50代で住み替えを考え始め、実際に住み替えを実行するのは退職後の60代になってからというケースがほとんどです。このとき、次の住まいは住宅ローンを使わずに買える金額の範囲で探すのが鉄則。

もし今の住まいの住宅ローンを払い終えておらず残債がある場合は、売却金額から残債を差し引いた残りの金額内で購入できる住まいを探しましょう。また、住宅ローンの残債がある場合、今の住まいを賃貸に出すという選択はNG。その理由は、住宅ローンの残債がある物件を賃貸として貸し出す場合、一般的な低金利の住宅ローンではなく、金利の高いアパートローンに借り換えをしなければならないからです。

4か条
戸建て住宅の場合、よほどの理由がない限りは売却するのがベター

戸建て住宅は、分譲マンションに比べて固定資産税や修繕費などの出費が多くかかります。また、築浅の戸建て住宅の場合は借り手を見つけるのに苦労はしませんが、古い場合は賃貸に出す前の修繕費などが高くつくうえに、借り手を見つけるのも大変。収益化するのは難しいので、先祖代々から受け継いできた家だから手放したくない、などの理由がない限りは売却したほうがいいでしょう。一方、分譲マンションの場合は借り手が見つかりやすいので、賃貸に出すのもOK。

COLUMN 「移住・住みかえ支援機構」を利用して戸建て住宅を賃貸に出すという方法も

「移住・住みかえ支援機構」とは、住宅の借り上げや転貸を行う一般社団法人。ここが提供しているサービスのひとつに、50歳以上の方が所有する住まいを終身にわたって借り上げて転貸し(※)、安定した賃料収入を保証する「マイホーム借上げ制度」があります。自宅を売却することなく住み替えや老後の資金にあてることができるので、どうしても戸建て住宅を手放したくないという場合、選択肢に入れてみては。

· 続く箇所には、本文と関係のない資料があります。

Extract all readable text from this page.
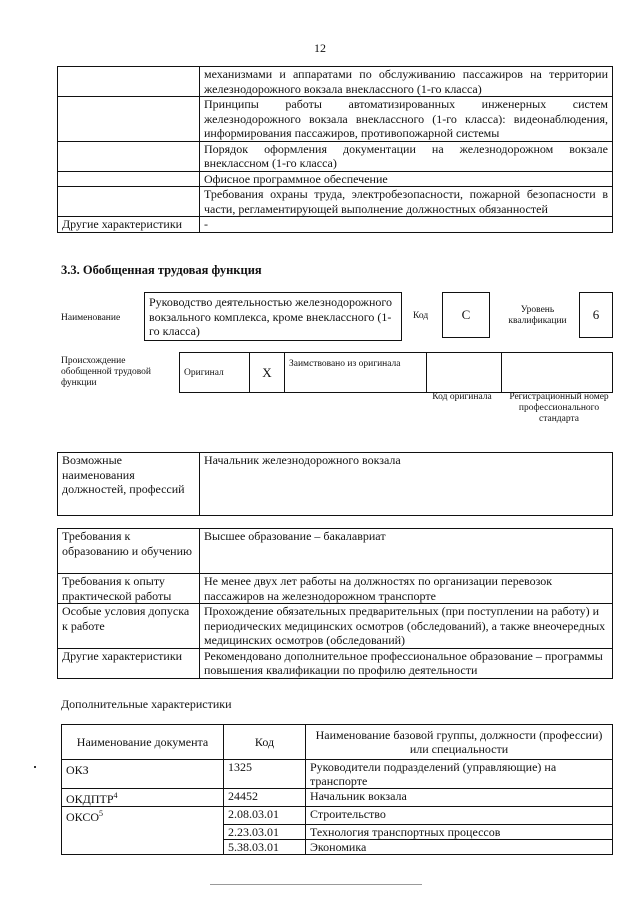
12
	механизмами и аппаратами по обслуживанию пассажиров на территории железнодорожного вокзала внеклассного (1-го класса)
	Принципы работы автоматизированных инженерных систем железнодорожного вокзала внеклассного (1-го класса): видеонаблюдения, информирования пассажиров, противопожарной системы
	Порядок оформления документации на железнодорожном вокзале внеклассном (1-го класса)
	Офисное программное обеспечение
	Требования охраны труда, электробезопасности, пожарной безопасности в части, регламентирующей выполнение должностных обязанностей
Другие характеристики	-
3.3. Обобщенная трудовая функция
Наименование
Руководство деятельностью железнодорожного вокзального комплекса, кроме внеклассного (1-го класса)
Код	C	Уровень квалификации	6
Происхождение обобщенной трудовой функции
Оригинал	X	Заимствовано из оригинала		
Код оригинала	Регистрационный номер профессионального стандарта
Возможные наименования должностей, профессий	Начальник железнодорожного вокзала
Требования к образованию и обучению	Высшее образование – бакалавриат
Требования к опыту практической работы	Не менее двух лет работы на должностях по организации перевозок пассажиров на железнодорожном транспорте
Особые условия допуска к работе	Прохождение обязательных предварительных (при поступлении на работу) и периодических медицинских осмотров (обследований), а также внеочередных медицинских осмотров (обследований)
Другие характеристики	Рекомендовано дополнительное профессиональное образование – программы повышения квалификации по профилю деятельности
Дополнительные характеристики
Наименование документа	Код	Наименование базовой группы, должности (профессии) или специальности
ОКЗ	1325	Руководители подразделений (управляющие) на транспорте
ОКДПТР$^4$	24452	Начальник вокзала
ОКСО$^5$	2.08.03.01	Строительство
	2.23.03.01	Технология транспортных процессов
	5.38.03.01	Экономика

※家賃の保証が開始するのは、初めての入居者が決まってからになります。

5か条
賃貸に出す場合、賃料収入が発生するので年金非課税枠を超えてしまう可能性も

65歳になり年金受給者になった場合、公的年金等控除額110万円、基礎控除額48万円で、158万円以下なら非課税で済みます。各種控除があれば、158万円に控除額を加えた金額までが非課税となりますが、この非課税・課税のラインがとても重要。

住まいを賃貸に出すと、家賃収入が入ります。すると、各種控除がない場合は年金と家賃収入を含めて158万円を超えてしまい、課税者になってしまいます。

また、非課税者ならいろいろな給付金がもらえますが、課税者になるともらえないケースも増えています。「課税者になると税金が発生するので、結果、手取りが逆転してしまうことも。額面だけではなく、課税・非課税ラインにも意識を向けましょう」(畠中雅子さん)。